Basic Information
Chinese name: Creampie
Aliases: Creampie, Creampie
Foreign name: ejaculation
Scope of application: mating
ejaculation step
Ejaculation is the reflex action of male animals to eject semen during sex. In humans, ejaculation ejaculates through a series of coordinated actions of various parts of the reproductive system that eject semen from the penis. Including the two-step spinal reflex, the primary center is in the lumbosacral spinal cord, and its sensory impulses are afferent from the tactile receptors on the glans of the penis.
The first step is the contraction of the smooth muscle of the vas deferens and seminal vesicles caused by sympathetic efferent impulses, thereby transporting the semen from the vas deferens and seminal vesicles to the urethra;
The second step relies on the outgoing impulse of the pudendal nerve to contract the striated muscle at the root of the corpus cavernosum, thereby ejecting the semen from the urethra. The excitation of the higher parts of the brain also acts on the erection center and ejaculation center of the spinal cord through the descending pathway. Normal human excitatory stimuli from various senses affect spinal reflex activity through the brain.
ejaculation process
Ejaculation is a complex process that includes erection, ejaculation, ejaculation, and orgasm. The erection is due to the swelling and hardening of the penis, and its primary innervation comes from the sacral plexus and the splanchnic or erectile nerves of the pelvis. Ejaculation involves collecting semen before ejaculation and transporting it to the prostatic portion of the urethra, which becomes a semen reservoir with the closure of the bladder neck and distal urethral sphincter. this induces ejaculation, the rhythmic ejaculation of semen through the urethra, in which the involvement of the skeletal muscles of the perineum is essential. Orgasm is a brain-involved, usually pleasurable event that is closely linked to ejaculation.

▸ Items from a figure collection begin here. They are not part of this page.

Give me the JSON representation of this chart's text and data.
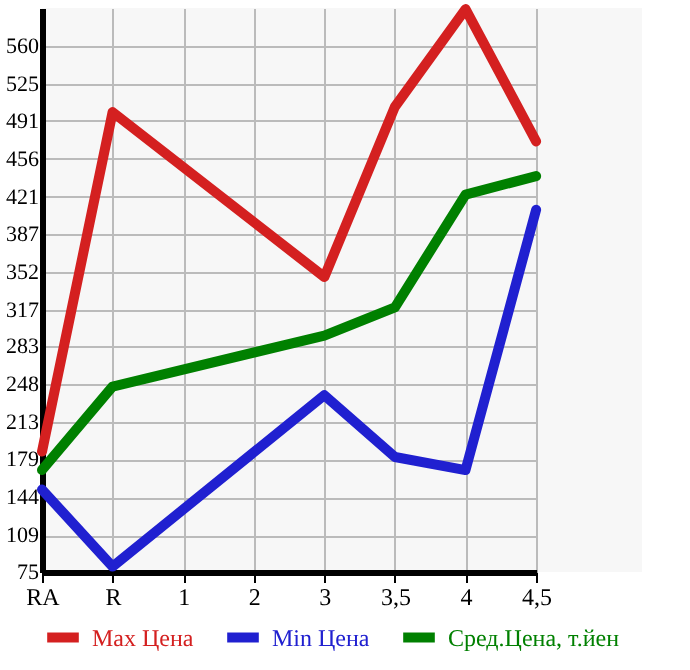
{
  "chart_data": {
    "type": "line",
    "categories": [
      "RA",
      "R",
      "1",
      "2",
      "3",
      "3,5",
      "4",
      "4,5"
    ],
    "series": [
      {
        "name": "Max Цена",
        "color": "#d42020",
        "values": [
          186,
          499,
          null,
          null,
          347,
          504,
          594,
          472
        ]
      },
      {
        "name": "Min Цена",
        "color": "#2020d0",
        "values": [
          151,
          80,
          null,
          null,
          238,
          181,
          169,
          409
        ]
      },
      {
        "name": "Сред.Цена, т.йен",
        "color": "#008000",
        "values": [
          169,
          246,
          null,
          null,
          293,
          319,
          423,
          440
        ]
      }
    ],
    "ylim": [
      75,
      595
    ],
    "yticks": [
      75,
      109,
      144,
      179,
      213,
      248,
      283,
      317,
      352,
      387,
      421,
      456,
      491,
      525,
      560
    ],
    "grid": true,
    "legend": "bottom",
    "marker": "none",
    "line_style": "solid"
  }
}
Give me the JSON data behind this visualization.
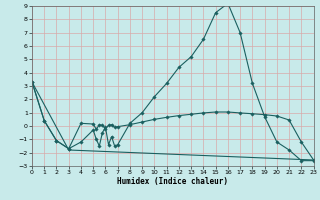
{
  "xlabel": "Humidex (Indice chaleur)",
  "bg_color": "#c8eaea",
  "line_color": "#1a6060",
  "grid_color": "#d8aaaa",
  "xlim": [
    0,
    23
  ],
  "ylim": [
    -3,
    9
  ],
  "xticks": [
    0,
    1,
    2,
    3,
    4,
    5,
    6,
    7,
    8,
    9,
    10,
    11,
    12,
    13,
    14,
    15,
    16,
    17,
    18,
    19,
    20,
    21,
    22,
    23
  ],
  "yticks": [
    -3,
    -2,
    -1,
    0,
    1,
    2,
    3,
    4,
    5,
    6,
    7,
    8,
    9
  ],
  "curve1_x": [
    0,
    1,
    2,
    3,
    4,
    5,
    5.25,
    5.5,
    5.75,
    6,
    6.25,
    6.5,
    6.75,
    7,
    8,
    9,
    10,
    11,
    12,
    13,
    14,
    15,
    16,
    17,
    18,
    19,
    20,
    21,
    22,
    23
  ],
  "curve1_y": [
    3.3,
    0.4,
    -1.1,
    -1.7,
    -1.2,
    -0.3,
    -1.0,
    -1.5,
    -0.5,
    -0.1,
    -1.4,
    -0.8,
    -1.5,
    -1.4,
    0.2,
    1.0,
    2.2,
    3.2,
    4.4,
    5.2,
    6.5,
    8.5,
    9.2,
    7.0,
    3.2,
    0.7,
    -1.2,
    -1.8,
    -2.6,
    -2.6
  ],
  "curve2_x": [
    0,
    1,
    2,
    3,
    4,
    5,
    5.25,
    5.5,
    5.75,
    6,
    6.25,
    6.5,
    6.75,
    7,
    8,
    9,
    10,
    11,
    12,
    13,
    14,
    15,
    16,
    17,
    18,
    19,
    20,
    21,
    22,
    23
  ],
  "curve2_y": [
    3.3,
    0.4,
    -1.1,
    -1.7,
    0.2,
    0.15,
    -0.25,
    0.1,
    0.05,
    -0.2,
    0.05,
    0.1,
    -0.1,
    -0.05,
    0.1,
    0.3,
    0.5,
    0.65,
    0.78,
    0.88,
    0.98,
    1.05,
    1.05,
    0.98,
    0.92,
    0.85,
    0.75,
    0.45,
    -1.2,
    -2.55
  ],
  "curve3_x": [
    0,
    3,
    23
  ],
  "curve3_y": [
    3.3,
    -1.8,
    -2.55
  ]
}
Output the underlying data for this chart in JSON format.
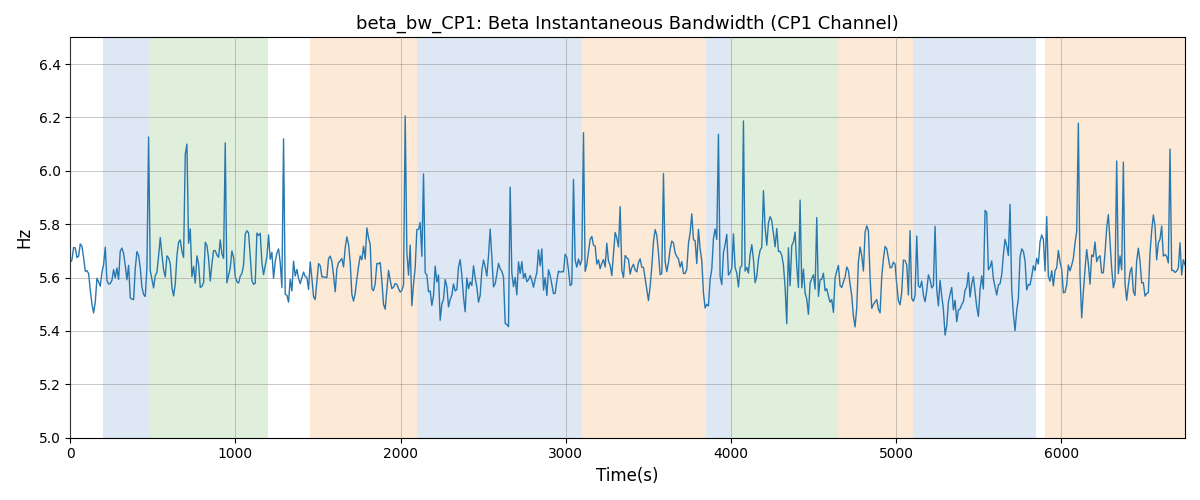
{
  "title": "beta_bw_CP1: Beta Instantaneous Bandwidth (CP1 Channel)",
  "xlabel": "Time(s)",
  "ylabel": "Hz",
  "ylim": [
    5.0,
    6.5
  ],
  "xlim": [
    0,
    6750
  ],
  "line_color": "#2878b0",
  "line_width": 1.0,
  "background_color": "#ffffff",
  "grid": true,
  "seed": 42,
  "n_points": 670,
  "mean": 5.62,
  "std": 0.13,
  "bands": [
    {
      "start": 200,
      "end": 480,
      "color": "#aec6e8",
      "alpha": 0.4
    },
    {
      "start": 480,
      "end": 1200,
      "color": "#b2d8a8",
      "alpha": 0.4
    },
    {
      "start": 1450,
      "end": 2100,
      "color": "#f8c99a",
      "alpha": 0.4
    },
    {
      "start": 2100,
      "end": 3100,
      "color": "#aec6e8",
      "alpha": 0.4
    },
    {
      "start": 3100,
      "end": 3850,
      "color": "#f8c99a",
      "alpha": 0.4
    },
    {
      "start": 3850,
      "end": 4000,
      "color": "#aec6e8",
      "alpha": 0.4
    },
    {
      "start": 4000,
      "end": 4650,
      "color": "#b2d8a8",
      "alpha": 0.4
    },
    {
      "start": 4650,
      "end": 5100,
      "color": "#f8c99a",
      "alpha": 0.4
    },
    {
      "start": 5100,
      "end": 5850,
      "color": "#aec6e8",
      "alpha": 0.4
    },
    {
      "start": 5900,
      "end": 6750,
      "color": "#f8c99a",
      "alpha": 0.4
    }
  ],
  "title_fontsize": 13,
  "label_fontsize": 12,
  "tick_fontsize": 10
}
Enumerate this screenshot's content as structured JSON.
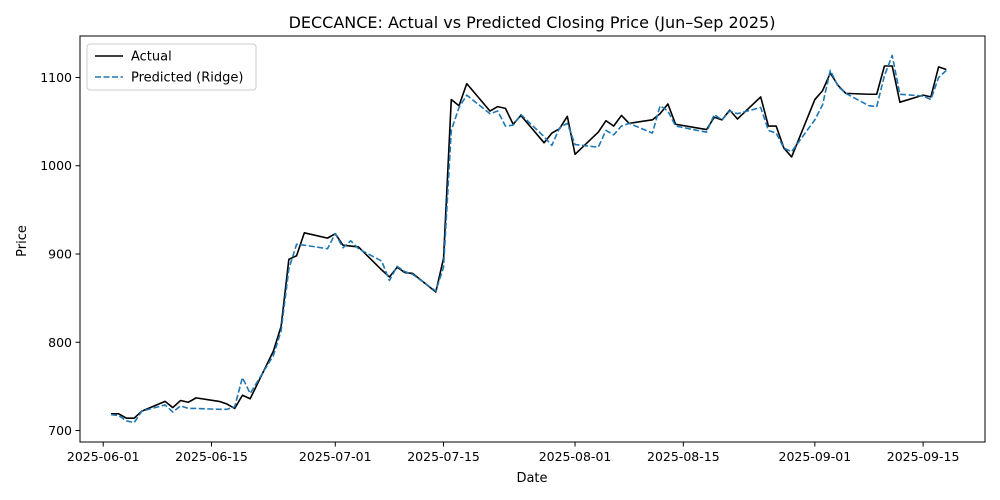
{
  "chart_data": {
    "type": "line",
    "title": "DECCANCE: Actual vs Predicted Closing Price (Jun–Sep 2025)",
    "xlabel": "Date",
    "ylabel": "Price",
    "x_ticks": [
      "2025-06-01",
      "2025-06-15",
      "2025-07-01",
      "2025-07-15",
      "2025-08-01",
      "2025-08-15",
      "2025-09-01",
      "2025-09-15"
    ],
    "y_ticks": [
      700,
      800,
      900,
      1000,
      1100
    ],
    "xlim": [
      "2025-05-29",
      "2025-09-23"
    ],
    "ylim": [
      687,
      1147
    ],
    "grid": false,
    "legend": "upper-left",
    "series": [
      {
        "name": "Actual",
        "color": "#000000",
        "style": "solid",
        "points": [
          [
            "2025-06-02",
            719
          ],
          [
            "2025-06-03",
            719
          ],
          [
            "2025-06-04",
            714
          ],
          [
            "2025-06-05",
            714
          ],
          [
            "2025-06-06",
            722
          ],
          [
            "2025-06-09",
            733
          ],
          [
            "2025-06-10",
            726
          ],
          [
            "2025-06-11",
            734
          ],
          [
            "2025-06-12",
            732
          ],
          [
            "2025-06-13",
            737
          ],
          [
            "2025-06-16",
            733
          ],
          [
            "2025-06-17",
            730
          ],
          [
            "2025-06-18",
            725
          ],
          [
            "2025-06-19",
            740
          ],
          [
            "2025-06-20",
            736
          ],
          [
            "2025-06-23",
            790
          ],
          [
            "2025-06-24",
            818
          ],
          [
            "2025-06-25",
            894
          ],
          [
            "2025-06-26",
            898
          ],
          [
            "2025-06-27",
            924
          ],
          [
            "2025-06-30",
            918
          ],
          [
            "2025-07-01",
            923
          ],
          [
            "2025-07-02",
            910
          ],
          [
            "2025-07-03",
            909
          ],
          [
            "2025-07-04",
            908
          ],
          [
            "2025-07-07",
            882
          ],
          [
            "2025-07-08",
            874
          ],
          [
            "2025-07-09",
            885
          ],
          [
            "2025-07-10",
            879
          ],
          [
            "2025-07-11",
            878
          ],
          [
            "2025-07-14",
            857
          ],
          [
            "2025-07-15",
            895
          ],
          [
            "2025-07-16",
            1075
          ],
          [
            "2025-07-17",
            1068
          ],
          [
            "2025-07-18",
            1093
          ],
          [
            "2025-07-21",
            1062
          ],
          [
            "2025-07-22",
            1067
          ],
          [
            "2025-07-23",
            1065
          ],
          [
            "2025-07-24",
            1047
          ],
          [
            "2025-07-25",
            1057
          ],
          [
            "2025-07-28",
            1026
          ],
          [
            "2025-07-29",
            1037
          ],
          [
            "2025-07-30",
            1042
          ],
          [
            "2025-07-31",
            1056
          ],
          [
            "2025-08-01",
            1013
          ],
          [
            "2025-08-04",
            1038
          ],
          [
            "2025-08-05",
            1051
          ],
          [
            "2025-08-06",
            1045
          ],
          [
            "2025-08-07",
            1057
          ],
          [
            "2025-08-08",
            1048
          ],
          [
            "2025-08-11",
            1052
          ],
          [
            "2025-08-12",
            1059
          ],
          [
            "2025-08-13",
            1070
          ],
          [
            "2025-08-14",
            1047
          ],
          [
            "2025-08-18",
            1041
          ],
          [
            "2025-08-19",
            1055
          ],
          [
            "2025-08-20",
            1052
          ],
          [
            "2025-08-21",
            1063
          ],
          [
            "2025-08-22",
            1053
          ],
          [
            "2025-08-25",
            1078
          ],
          [
            "2025-08-26",
            1045
          ],
          [
            "2025-08-27",
            1045
          ],
          [
            "2025-08-28",
            1020
          ],
          [
            "2025-08-29",
            1010
          ],
          [
            "2025-09-01",
            1075
          ],
          [
            "2025-09-02",
            1085
          ],
          [
            "2025-09-03",
            1105
          ],
          [
            "2025-09-04",
            1091
          ],
          [
            "2025-09-05",
            1082
          ],
          [
            "2025-09-08",
            1081
          ],
          [
            "2025-09-09",
            1081
          ],
          [
            "2025-09-10",
            1113
          ],
          [
            "2025-09-11",
            1113
          ],
          [
            "2025-09-12",
            1072
          ],
          [
            "2025-09-15",
            1080
          ],
          [
            "2025-09-16",
            1078
          ],
          [
            "2025-09-17",
            1112
          ],
          [
            "2025-09-18",
            1109
          ]
        ]
      },
      {
        "name": "Predicted (Ridge)",
        "color": "#1f77b4",
        "style": "dashed",
        "points": [
          [
            "2025-06-02",
            718
          ],
          [
            "2025-06-03",
            717
          ],
          [
            "2025-06-04",
            711
          ],
          [
            "2025-06-05",
            709
          ],
          [
            "2025-06-06",
            722
          ],
          [
            "2025-06-09",
            729
          ],
          [
            "2025-06-10",
            721
          ],
          [
            "2025-06-11",
            728
          ],
          [
            "2025-06-12",
            725
          ],
          [
            "2025-06-13",
            725
          ],
          [
            "2025-06-16",
            724
          ],
          [
            "2025-06-17",
            724
          ],
          [
            "2025-06-18",
            727
          ],
          [
            "2025-06-19",
            760
          ],
          [
            "2025-06-20",
            742
          ],
          [
            "2025-06-23",
            785
          ],
          [
            "2025-06-24",
            813
          ],
          [
            "2025-06-25",
            883
          ],
          [
            "2025-06-26",
            911
          ],
          [
            "2025-06-27",
            910
          ],
          [
            "2025-06-30",
            906
          ],
          [
            "2025-07-01",
            923
          ],
          [
            "2025-07-02",
            907
          ],
          [
            "2025-07-03",
            915
          ],
          [
            "2025-07-04",
            906
          ],
          [
            "2025-07-07",
            892
          ],
          [
            "2025-07-08",
            870
          ],
          [
            "2025-07-09",
            886
          ],
          [
            "2025-07-10",
            880
          ],
          [
            "2025-07-11",
            877
          ],
          [
            "2025-07-14",
            858
          ],
          [
            "2025-07-15",
            885
          ],
          [
            "2025-07-16",
            1040
          ],
          [
            "2025-07-17",
            1066
          ],
          [
            "2025-07-18",
            1080
          ],
          [
            "2025-07-21",
            1059
          ],
          [
            "2025-07-22",
            1062
          ],
          [
            "2025-07-23",
            1045
          ],
          [
            "2025-07-24",
            1046
          ],
          [
            "2025-07-25",
            1058
          ],
          [
            "2025-07-28",
            1033
          ],
          [
            "2025-07-29",
            1023
          ],
          [
            "2025-07-30",
            1043
          ],
          [
            "2025-07-31",
            1048
          ],
          [
            "2025-08-01",
            1024
          ],
          [
            "2025-08-04",
            1021
          ],
          [
            "2025-08-05",
            1040
          ],
          [
            "2025-08-06",
            1035
          ],
          [
            "2025-08-07",
            1045
          ],
          [
            "2025-08-08",
            1048
          ],
          [
            "2025-08-11",
            1037
          ],
          [
            "2025-08-12",
            1068
          ],
          [
            "2025-08-13",
            1062
          ],
          [
            "2025-08-14",
            1045
          ],
          [
            "2025-08-18",
            1038
          ],
          [
            "2025-08-19",
            1058
          ],
          [
            "2025-08-20",
            1052
          ],
          [
            "2025-08-21",
            1062
          ],
          [
            "2025-08-22",
            1059
          ],
          [
            "2025-08-25",
            1066
          ],
          [
            "2025-08-26",
            1040
          ],
          [
            "2025-08-27",
            1037
          ],
          [
            "2025-08-28",
            1020
          ],
          [
            "2025-08-29",
            1016
          ],
          [
            "2025-09-01",
            1052
          ],
          [
            "2025-09-02",
            1069
          ],
          [
            "2025-09-03",
            1108
          ],
          [
            "2025-09-04",
            1090
          ],
          [
            "2025-09-05",
            1082
          ],
          [
            "2025-09-08",
            1068
          ],
          [
            "2025-09-09",
            1067
          ],
          [
            "2025-09-10",
            1102
          ],
          [
            "2025-09-11",
            1125
          ],
          [
            "2025-09-12",
            1081
          ],
          [
            "2025-09-15",
            1079
          ],
          [
            "2025-09-16",
            1075
          ],
          [
            "2025-09-17",
            1100
          ],
          [
            "2025-09-18",
            1108
          ]
        ]
      }
    ]
  }
}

The neurophysiology of ejaculation is only partially understood. Studies have shown that the dopaminergic system promotes ejaculation while the serotonin-activated system inhibits ejaculation. The main neural mechanism of ejaculation is the innervation of the body, but also includes the pudendal nerves and fibers from the autonomic nervous system. The autonomic branch of the parasympathetic nerve primarily controls erectile function while the sympathetic and somatic branches control primarily firing and ejaculation.